Auf eine solche Situation jedoch waren die Poliks-Planer nicht vorbereitet. Die komplette Veränderung der technischen Aktualisierung der polizeilichen Datenverarbeitung, sagt der IuK-Chef der Berliner Polizei, sei ein „entscheidender Einschnitt in das Poliks-System“. Also muss nachgearbeitet werden. Weitere rund 4,5 Millionen Euro kostet es, Poliks wieder Inpol-kompatibel zu machen. Das notwendige Geld muss der Polizeipräsident aus seinem Haushalt erwirtschaften. Aus der letzten Sparklausur des Senats Mitte Dezember sei man hier aber „ungeschoren“ herausgekommen, heißt es, insgesamt sei das Projekt „durchfinanziert“. Im Sommer sollen die Anpassungen fertig sein.

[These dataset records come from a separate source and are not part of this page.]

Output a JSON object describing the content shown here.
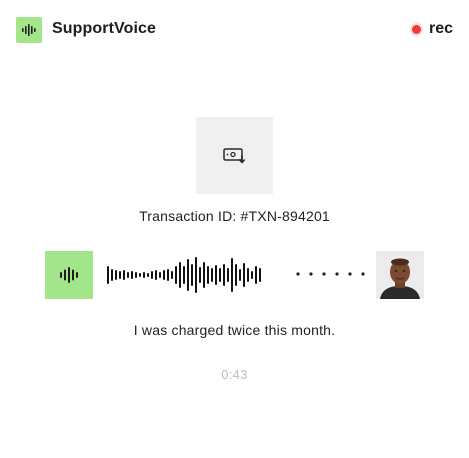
{
  "header": {
    "app_title": "SupportVoice",
    "logo_icon": "waveform-icon",
    "recording_label": "rec",
    "recording_color": "#ef3b3b"
  },
  "call": {
    "transaction_icon": "payment-card-download-icon",
    "transaction_text": "Transaction ID: #TXN-894201",
    "agent_icon": "waveform-icon",
    "customer_avatar": "customer-photo",
    "transcript": "I was charged twice this month.",
    "elapsed": "0:43"
  },
  "colors": {
    "accent_green": "#a3e58a",
    "tile_gray": "#f0f0f0",
    "text_dark": "#1d1d1d",
    "timer_gray": "#bdbdbd"
  }
}
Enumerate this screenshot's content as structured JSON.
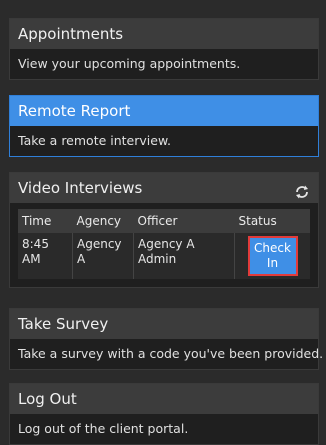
{
  "cards": {
    "appointments": {
      "title": "Appointments",
      "description": "View your upcoming appointments."
    },
    "remote_report": {
      "title": "Remote Report",
      "description": "Take a remote interview."
    },
    "video_interviews": {
      "title": "Video Interviews",
      "refresh_icon": "refresh-icon",
      "columns": [
        "Time",
        "Agency",
        "Officer",
        "Status"
      ],
      "rows": [
        {
          "time": "8:45 AM",
          "agency": "Agency A",
          "officer": "Agency A Admin",
          "status_button": "Check In"
        }
      ]
    },
    "take_survey": {
      "title": "Take Survey",
      "description": "Take a survey with a code you've been provided."
    },
    "log_out": {
      "title": "Log Out",
      "description": "Log out of the client portal."
    }
  },
  "colors": {
    "background": "#2b2b2b",
    "card_header": "#3c3c3c",
    "accent_blue": "#3f8fe6",
    "highlight_red": "#e23b3b"
  }
}
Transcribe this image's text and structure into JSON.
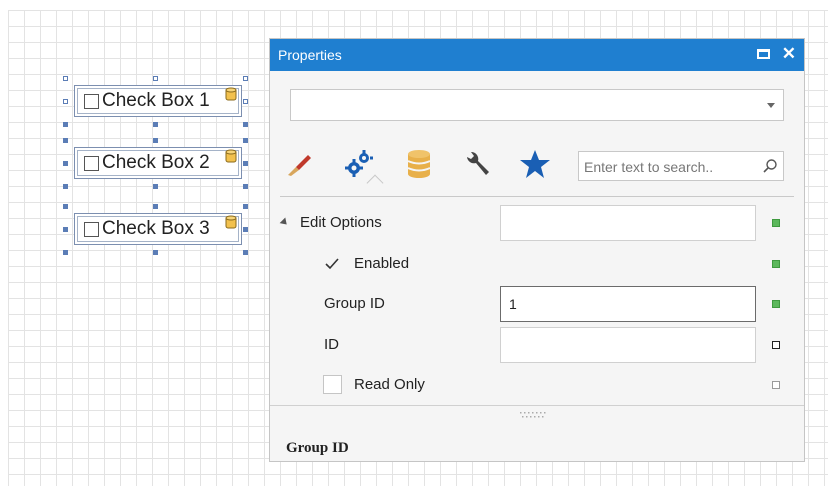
{
  "report_controls": [
    {
      "label": "Check Box 1"
    },
    {
      "label": "Check Box 2"
    },
    {
      "label": "Check Box 3"
    }
  ],
  "properties_panel": {
    "title": "Properties",
    "title_icons": [
      "maximize-icon",
      "close-icon"
    ],
    "combo_value": "",
    "tabs": [
      {
        "name": "appearance-tab",
        "icon": "brush-icon"
      },
      {
        "name": "behavior-tab",
        "icon": "gears-icon",
        "active": true
      },
      {
        "name": "data-tab",
        "icon": "database-icon"
      },
      {
        "name": "layout-tab",
        "icon": "wrench-icon"
      },
      {
        "name": "favorites-tab",
        "icon": "star-icon"
      }
    ],
    "search": {
      "placeholder": "Enter text to search.."
    },
    "rows": {
      "edit_options": {
        "label": "Edit Options",
        "value": "",
        "marker": "green"
      },
      "enabled": {
        "label": "Enabled",
        "checked": true,
        "marker": "green"
      },
      "group_id": {
        "label": "Group ID",
        "value": "1",
        "marker": "green"
      },
      "id": {
        "label": "ID",
        "value": "",
        "marker": "black"
      },
      "read_only": {
        "label": "Read Only",
        "checked": false,
        "marker": "grey"
      }
    },
    "description_title": "Group ID"
  },
  "colors": {
    "title_bar": "#1f7fd0",
    "selection_handles": "#5b7db6",
    "marker_green": "#5cb85c",
    "star": "#1a5fb4",
    "brush": "#d4a35a",
    "database": "#e8b04a"
  }
}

Anschließend soll Poliks erst einmal mindestens drei Monate lang getestet werden, bevor die ISVB-Daten tatsächlich überspielt werden sollen. Dann nämlich befinde man sich „in einer Big-Bang-Situation“, denn bereits einen Tag nach der Umstellung sei ein „Zurückschalten“ auf das alte System nicht mehr möglich. Käme eine Panne also einer elektronischen Generalamnestie für Berlins Straftäter nahe? Bechems Vorsicht ist jedenfalls verständlich.

Wenn aber alles gut geht, soll Poliks nun also Ende 2004 mit etwa 5.000 bis 6.000 neuen PC-Arbeitsplätzen an den Start gehen. Ein planmäßiger Poliks-Start im Januar sei wohl kaum möglich gewesen, heißt es aus Kreisen der Ermittler, weil die notwendigen Installations- und Baumaßnahmen vielfach noch nicht abgeschlossen seien.

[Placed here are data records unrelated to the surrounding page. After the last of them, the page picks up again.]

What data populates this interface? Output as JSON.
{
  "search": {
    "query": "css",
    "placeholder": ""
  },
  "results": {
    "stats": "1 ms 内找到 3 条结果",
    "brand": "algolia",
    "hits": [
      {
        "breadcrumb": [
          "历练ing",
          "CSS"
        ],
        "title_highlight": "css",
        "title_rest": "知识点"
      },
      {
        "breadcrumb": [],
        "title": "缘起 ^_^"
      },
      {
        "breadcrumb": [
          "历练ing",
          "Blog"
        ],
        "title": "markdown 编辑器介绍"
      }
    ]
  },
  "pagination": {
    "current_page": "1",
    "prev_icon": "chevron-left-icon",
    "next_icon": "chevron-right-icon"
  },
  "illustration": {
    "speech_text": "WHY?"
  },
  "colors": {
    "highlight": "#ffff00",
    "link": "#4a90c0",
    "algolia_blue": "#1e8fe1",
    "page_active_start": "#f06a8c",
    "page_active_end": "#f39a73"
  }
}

Und auch sonst gibt es bei dem ehrgeizigen Projekt diverse Merkwürdigkeiten, die in offiziellen Darstellungen nicht vorkommen. So soll Poliks nicht mit dem Computersystem der Staatsanwaltschaft kompatibel sein. Also werden auch künftig Aktenberge hin und her geschoben. Zudem seien auch ohne die notwendig gewordenen Inpol-Nachbesserungen knapp 150 Programmierungsfehler bei Poliks ausgemacht worden, ist aus Führungsgremien der Polizei zu hören. Lediglich rund 50 davon sollen bisher beseitigt worden sein. Das hätte dann wohl einen schönen Start gegeben.

Trotz solcher Mängel und ungeachtet der zwölfmonatigen Verschiebung für die Poliks-Einführung werden etwa 15.000 Berliner Polizisten und Polizistinnen dennoch munter weiter auf das neue System umgeschult. Dummerweise jedoch nicht einmal auf dem aktuellen Stand. Während im Polizeipräsidium nämlich schon über notwendige Änderungen an der Version 2.1 nachgedacht wird, schlagen sich die Ordnungshüter noch mit der Version 1.5 herum.

Vielleicht ist es also ganz gut, dass der Weihnachtsmann erst in diesem Jahr mit seiner neuen EDV in die Polizeireviere kommt. Wenn er denn kommt.